Fear of abandonment can begin in childhood, when a parent or other caregiver literally abandons the child. Childhood neglect and abuse can also cause abandonment issues later in life, since abused and neglected children often struggle with feelings of loneliness and helplessness. Some people with such issues may never have been abandoned, abused, or neglected as children, but may fear being left due to emotional problems of a different nature, including personality disorders.
True fear of abandonment often doesn't set in until adulthood, when the person must live independently for the first time. When the fear begins, it can leave its victims terrified of being utterly rejected by friends and loved ones. Those with abandonment issues often feel certain that all of their close relationships are on the verge of dissolution, and that they themselves will be helpless to carry on all alone.
Those who are suffering from true abandonment issues often exhibit a specific set of psychological symptoms.
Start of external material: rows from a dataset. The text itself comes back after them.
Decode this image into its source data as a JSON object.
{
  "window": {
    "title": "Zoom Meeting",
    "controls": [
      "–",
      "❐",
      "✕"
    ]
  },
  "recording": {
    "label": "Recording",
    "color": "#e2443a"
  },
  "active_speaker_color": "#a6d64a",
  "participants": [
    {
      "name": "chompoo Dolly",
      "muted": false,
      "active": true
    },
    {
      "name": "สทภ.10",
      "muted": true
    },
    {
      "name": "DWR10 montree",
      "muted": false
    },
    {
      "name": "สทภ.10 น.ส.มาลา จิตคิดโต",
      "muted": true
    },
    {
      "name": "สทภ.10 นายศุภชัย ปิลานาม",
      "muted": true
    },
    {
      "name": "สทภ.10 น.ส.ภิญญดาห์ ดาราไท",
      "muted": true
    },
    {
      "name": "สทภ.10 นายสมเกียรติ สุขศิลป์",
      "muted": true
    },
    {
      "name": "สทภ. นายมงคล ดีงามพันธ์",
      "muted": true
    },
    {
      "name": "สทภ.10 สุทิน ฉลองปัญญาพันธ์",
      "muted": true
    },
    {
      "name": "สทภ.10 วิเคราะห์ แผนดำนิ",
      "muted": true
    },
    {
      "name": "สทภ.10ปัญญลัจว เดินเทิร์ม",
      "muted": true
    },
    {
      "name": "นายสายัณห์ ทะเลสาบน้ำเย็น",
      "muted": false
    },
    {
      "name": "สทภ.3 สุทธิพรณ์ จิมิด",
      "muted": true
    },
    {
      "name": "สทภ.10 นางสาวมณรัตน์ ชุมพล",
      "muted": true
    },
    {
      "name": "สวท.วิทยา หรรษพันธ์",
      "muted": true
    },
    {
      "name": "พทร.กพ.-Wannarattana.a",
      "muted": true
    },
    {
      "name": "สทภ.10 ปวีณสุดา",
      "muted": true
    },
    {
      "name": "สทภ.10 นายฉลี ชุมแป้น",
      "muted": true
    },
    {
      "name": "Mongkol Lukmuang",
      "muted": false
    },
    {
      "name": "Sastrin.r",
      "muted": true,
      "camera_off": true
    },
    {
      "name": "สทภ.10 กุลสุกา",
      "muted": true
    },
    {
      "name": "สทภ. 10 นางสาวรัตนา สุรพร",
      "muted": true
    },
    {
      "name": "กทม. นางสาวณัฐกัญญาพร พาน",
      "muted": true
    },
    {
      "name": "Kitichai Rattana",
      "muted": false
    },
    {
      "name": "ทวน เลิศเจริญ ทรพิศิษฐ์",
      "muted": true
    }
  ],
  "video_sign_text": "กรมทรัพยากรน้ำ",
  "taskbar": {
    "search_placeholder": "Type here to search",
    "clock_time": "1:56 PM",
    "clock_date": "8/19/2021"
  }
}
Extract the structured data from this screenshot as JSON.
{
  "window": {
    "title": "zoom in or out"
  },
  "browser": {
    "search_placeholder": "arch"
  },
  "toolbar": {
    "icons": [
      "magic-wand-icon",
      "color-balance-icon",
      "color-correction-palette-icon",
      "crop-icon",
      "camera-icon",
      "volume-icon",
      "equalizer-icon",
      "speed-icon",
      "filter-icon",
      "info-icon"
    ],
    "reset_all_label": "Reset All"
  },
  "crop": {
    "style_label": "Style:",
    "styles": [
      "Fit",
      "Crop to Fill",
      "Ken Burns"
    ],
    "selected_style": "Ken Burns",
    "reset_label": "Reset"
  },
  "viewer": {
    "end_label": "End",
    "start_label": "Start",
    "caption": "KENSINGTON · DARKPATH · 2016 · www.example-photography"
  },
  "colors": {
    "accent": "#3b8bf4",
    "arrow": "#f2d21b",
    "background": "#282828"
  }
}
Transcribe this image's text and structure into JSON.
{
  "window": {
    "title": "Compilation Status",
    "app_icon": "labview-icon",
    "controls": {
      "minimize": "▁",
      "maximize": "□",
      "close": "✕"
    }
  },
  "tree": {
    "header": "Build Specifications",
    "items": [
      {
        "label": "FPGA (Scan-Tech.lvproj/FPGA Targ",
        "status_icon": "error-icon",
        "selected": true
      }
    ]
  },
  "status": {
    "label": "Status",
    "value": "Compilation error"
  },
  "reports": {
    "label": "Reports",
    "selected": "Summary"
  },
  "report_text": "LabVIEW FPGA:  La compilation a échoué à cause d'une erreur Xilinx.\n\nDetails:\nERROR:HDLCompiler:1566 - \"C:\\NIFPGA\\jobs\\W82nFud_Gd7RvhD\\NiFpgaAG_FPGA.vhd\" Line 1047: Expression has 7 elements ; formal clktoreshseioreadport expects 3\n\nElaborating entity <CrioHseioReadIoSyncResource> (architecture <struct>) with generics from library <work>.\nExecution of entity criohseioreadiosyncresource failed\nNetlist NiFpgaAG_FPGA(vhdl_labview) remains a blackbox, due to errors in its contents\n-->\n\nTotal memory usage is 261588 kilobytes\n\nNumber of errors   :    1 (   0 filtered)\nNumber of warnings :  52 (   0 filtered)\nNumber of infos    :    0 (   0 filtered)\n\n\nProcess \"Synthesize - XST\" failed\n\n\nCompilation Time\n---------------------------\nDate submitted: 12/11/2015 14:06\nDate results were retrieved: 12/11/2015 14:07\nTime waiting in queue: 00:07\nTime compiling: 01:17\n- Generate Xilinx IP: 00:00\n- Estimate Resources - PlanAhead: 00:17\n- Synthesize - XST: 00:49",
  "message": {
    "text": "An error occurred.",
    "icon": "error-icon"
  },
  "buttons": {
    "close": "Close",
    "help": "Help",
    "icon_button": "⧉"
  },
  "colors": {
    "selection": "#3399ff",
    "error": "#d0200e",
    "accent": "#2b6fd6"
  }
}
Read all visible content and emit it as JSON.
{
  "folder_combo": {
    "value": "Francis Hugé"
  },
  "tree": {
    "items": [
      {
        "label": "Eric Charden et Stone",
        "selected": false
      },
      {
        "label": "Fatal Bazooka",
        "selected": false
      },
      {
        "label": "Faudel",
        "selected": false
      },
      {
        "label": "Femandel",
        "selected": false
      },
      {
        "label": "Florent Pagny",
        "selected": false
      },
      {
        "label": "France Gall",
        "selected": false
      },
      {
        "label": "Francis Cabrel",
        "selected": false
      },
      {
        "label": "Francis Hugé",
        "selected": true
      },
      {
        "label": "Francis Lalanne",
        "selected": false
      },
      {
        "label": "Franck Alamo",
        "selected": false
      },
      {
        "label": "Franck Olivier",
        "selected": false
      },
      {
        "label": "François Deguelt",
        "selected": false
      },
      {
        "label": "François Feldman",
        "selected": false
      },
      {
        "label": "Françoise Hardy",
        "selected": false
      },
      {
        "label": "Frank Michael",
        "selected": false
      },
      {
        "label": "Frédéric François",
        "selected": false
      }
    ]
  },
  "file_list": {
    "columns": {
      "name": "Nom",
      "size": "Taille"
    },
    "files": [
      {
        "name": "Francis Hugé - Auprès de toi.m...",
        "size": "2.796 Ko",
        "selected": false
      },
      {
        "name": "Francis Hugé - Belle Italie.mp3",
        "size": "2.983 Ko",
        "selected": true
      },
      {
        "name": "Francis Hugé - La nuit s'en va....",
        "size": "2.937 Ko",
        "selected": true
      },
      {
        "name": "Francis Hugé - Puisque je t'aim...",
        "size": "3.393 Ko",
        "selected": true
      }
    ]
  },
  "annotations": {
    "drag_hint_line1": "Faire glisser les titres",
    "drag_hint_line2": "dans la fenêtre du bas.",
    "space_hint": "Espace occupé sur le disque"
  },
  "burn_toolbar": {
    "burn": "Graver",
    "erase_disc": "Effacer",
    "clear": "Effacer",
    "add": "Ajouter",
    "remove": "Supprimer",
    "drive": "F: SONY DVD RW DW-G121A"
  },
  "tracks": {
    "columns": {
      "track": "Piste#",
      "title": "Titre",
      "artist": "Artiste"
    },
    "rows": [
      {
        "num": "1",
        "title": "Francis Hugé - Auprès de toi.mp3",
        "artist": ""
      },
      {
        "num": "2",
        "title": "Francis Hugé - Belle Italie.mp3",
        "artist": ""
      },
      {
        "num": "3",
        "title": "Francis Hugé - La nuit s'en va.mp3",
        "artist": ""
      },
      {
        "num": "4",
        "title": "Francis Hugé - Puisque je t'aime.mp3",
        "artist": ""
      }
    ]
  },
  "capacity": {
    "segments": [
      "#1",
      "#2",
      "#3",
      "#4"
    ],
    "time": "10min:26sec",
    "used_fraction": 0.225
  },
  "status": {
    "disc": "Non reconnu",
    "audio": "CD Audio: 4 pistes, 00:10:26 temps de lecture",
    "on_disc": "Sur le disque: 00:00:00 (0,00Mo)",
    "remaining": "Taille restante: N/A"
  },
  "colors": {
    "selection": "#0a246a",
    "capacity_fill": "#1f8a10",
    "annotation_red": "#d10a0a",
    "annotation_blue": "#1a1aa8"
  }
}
They often scrutinize their relationships closely for signs that abandonment is imminent. These individuals might panic over even the slightest flaws, perceived or actual, in a loved one's behavior, such as not returning a phone call or being a few minutes late for a rendezvous. They often cling excessively to the person or relationship they fear losing, and may go to excessive lengths to please loved ones in an effort to prove that they are worthwhile and should not be rejected. They might threaten self-harm if the loved one ever leaves. A person who fears being abandoned by a romantic partner may jump from one short relationship to another in an effort to avoid being left by doing the leaving themselves.
The symptoms of abandonment issues can often make it difficult for those who suffer them to form strong relationships. Many behaviors serve only to drive loved ones away, rather than keep them close. Therapy can help those who suffer from fear of abandonment to understand the causes of their issues, and it can give them the tools necessary to overcome these emotional problems and achieve emotional independence.
Although it is not an official phobia, the fear of abandonment is arguably one of the most common and most damaging "phobias" of all. People with the fear of abandonment may tend to display compulsive behaviors and thought patterns that sabotage their relationships, ultimately leading to the dreaded abandonment. This fear can be devastating, but understanding it is the first step toward resolving it.